Overzealous prosecutors "be afraid," said Tracy Clark-Flory in Salon, "be very afraid." Three Pennsylvania girls caught in the nationwide "sexting" crackdown filed a lawsuit, with the help of their moms, against a district attorney threatening to file felony charges unless they complete a 10-hour course on pornography and sexual abuse. Let's hope this suit scares some sense into prosecutors trying to label teens as sexual predators for engaging in ill-advised sexual experimentation."

This is something that just cannot be dismissed as kids 'doing stupid things,'" said Brent Bozell in Townhall.com. Among teens, "sexting"—using cell phones to send nude or semi-nude pictures of oneself—is quickly spreading out of control, and has even led to suicide. It's clearly a dangerous problem that parents can't eliminate without help from the law.

"You don't have to be a member of the Taliban's Department for the Prevention of Vice and the Promotion of Virtue," said Tony Norman in the Pittsburgh Post-Gazette, "to agree that kids exchanging photos of their naked bodies by cell phone is truly a stupid form of adolescent behavior." But indicting, and permanently scarring, "the very children you're ostensibly trying to protect" makes no sense at all.

Friday, March 6, 2009

Jesse Logan: The consequences of 'sexting'

The "sexting" trend is landing teenagers in trouble across the country, said Mike Celiznic in MSNBC, but it cost Jessica Logan, 18, her life. The teenager did what many teens are doing—she sent nude photos of herself via cell-phone text message to her boyfriend. But when they broke up, he allegedly shared the images with other girls, and after enduring months of shame and embarrassment, Logan's mother told Today's Matt Lauer, the teenager hanged herself in her bedroom.
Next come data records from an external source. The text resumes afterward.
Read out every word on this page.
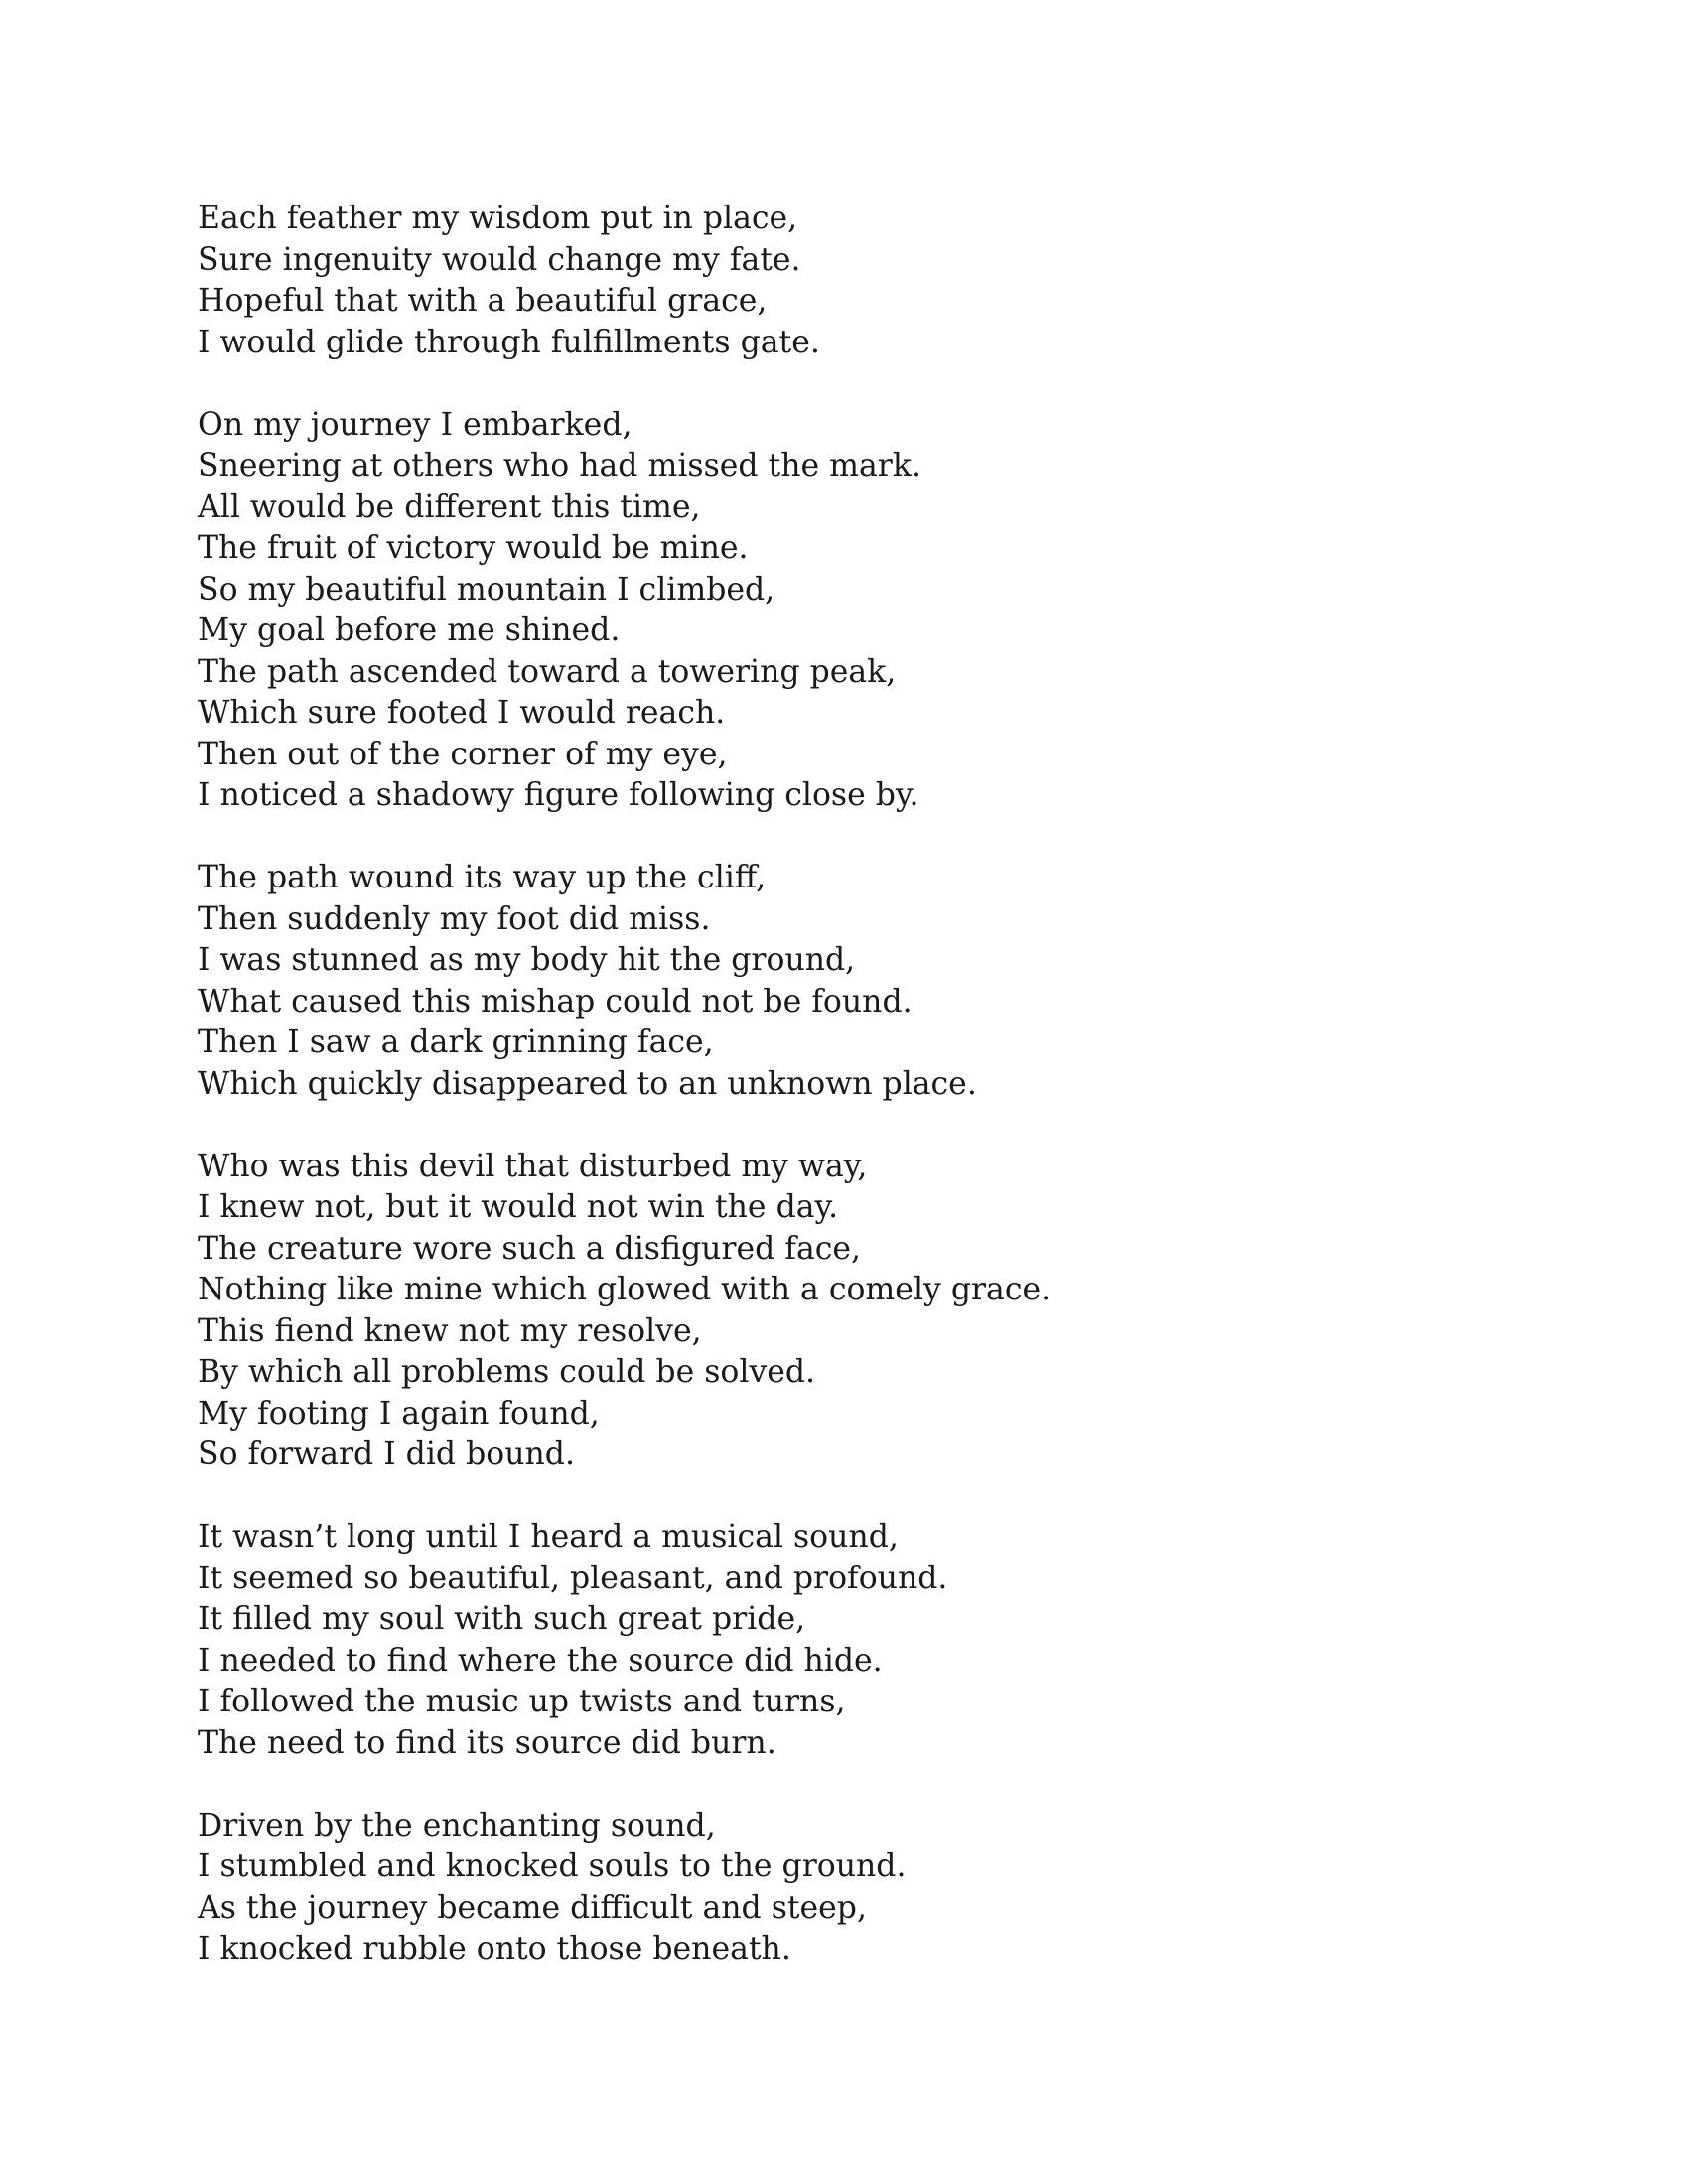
Each feather my wisdom put in place,
Sure ingenuity would change my fate.
Hopeful that with a beautiful grace,
I would glide through fulfillments gate.
On my journey I embarked,
Sneering at others who had missed the mark.
All would be different this time,
The fruit of victory would be mine.
So my beautiful mountain I climbed,
My goal before me shined.
The path ascended toward a towering peak,
Which sure footed I would reach.
Then out of the corner of my eye,
I noticed a shadowy figure following close by.
The path wound its way up the cliff,
Then suddenly my foot did miss.
I was stunned as my body hit the ground,
What caused this mishap could not be found.
Then I saw a dark grinning face,
Which quickly disappeared to an unknown place.
Who was this devil that disturbed my way,
I knew not, but it would not win the day.
The creature wore such a disfigured face,
Nothing like mine which glowed with a comely grace.
This fiend knew not my resolve,
By which all problems could be solved.
My footing I again found,
So forward I did bound.
It wasn’t long until I heard a musical sound,
It seemed so beautiful, pleasant, and profound.
It filled my soul with such great pride,
I needed to find where the source did hide.
I followed the music up twists and turns,
The need to find its source did burn.
Driven by the enchanting sound,
I stumbled and knocked souls to the ground.
As the journey became difficult and steep,
I knocked rubble onto those beneath.
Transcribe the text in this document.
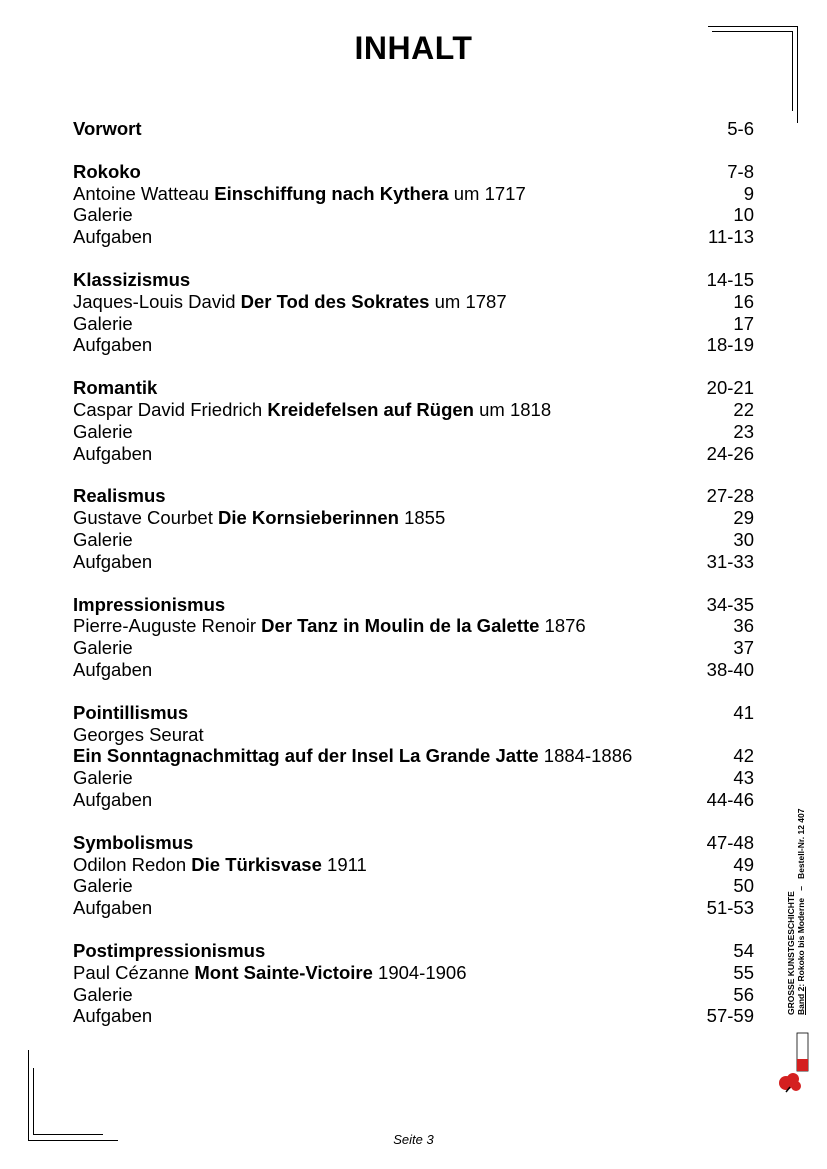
INHALT
Vorwort	5-6
Rokoko	7-8
Antoine Watteau Einschiffung nach Kythera um 1717	9
Galerie	10
Aufgaben	11-13
Klassizismus	14-15
Jaques-Louis David Der Tod des Sokrates um 1787	16
Galerie	17
Aufgaben	18-19
Romantik	20-21
Caspar David Friedrich Kreidefelsen auf Rügen um 1818	22
Galerie	23
Aufgaben	24-26
Realismus	27-28
Gustave Courbet Die Kornsieberinnen 1855	29
Galerie	30
Aufgaben	31-33
Impressionismus	34-35
Pierre-Auguste Renoir Der Tanz in Moulin de la Galette 1876	36
Galerie	37
Aufgaben	38-40
Pointillismus	41
Georges Seurat
Ein Sonntagnachmittag auf der Insel La Grande Jatte 1884-1886	42
Galerie	43
Aufgaben	44-46
Symbolismus	47-48
Odilon Redon Die Türkisvase 1911	49
Galerie	50
Aufgaben	51-53
Postimpressionismus	54
Paul Cézanne Mont Sainte-Victoire 1904-1906	55
Galerie	56
Aufgaben	57-59
GROSSE KUNSTGESCHICHTE Band 2: Rokoko bis Moderne   –   Bestell-Nr. 12 407
Seite 3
This fad "needs to be stopped," said the Wheeling, W.Va., Intelligencer in an editorial. "'Sexting' can do terrible emotional damage to its victims—even if they also happen to be perpetrators." But police, educators, and parents need to handle each case carefully, because treating "foolish teenagers" like grown-up sex offenders can heighten the shame and do them more harm than good.

Police don't know how to handle these cases, said Chris Dannen in Fast Company, because child pornography laws seem out of place when the kids themselves are the pornographers. But the grown-ups should take a deep breath and calm down. This isn't a social revolution that will turn all our kids into amateur porn stars—it's a fad that's happening because kids suddenly have a new technology to play with. Scary, yes, but it won't last.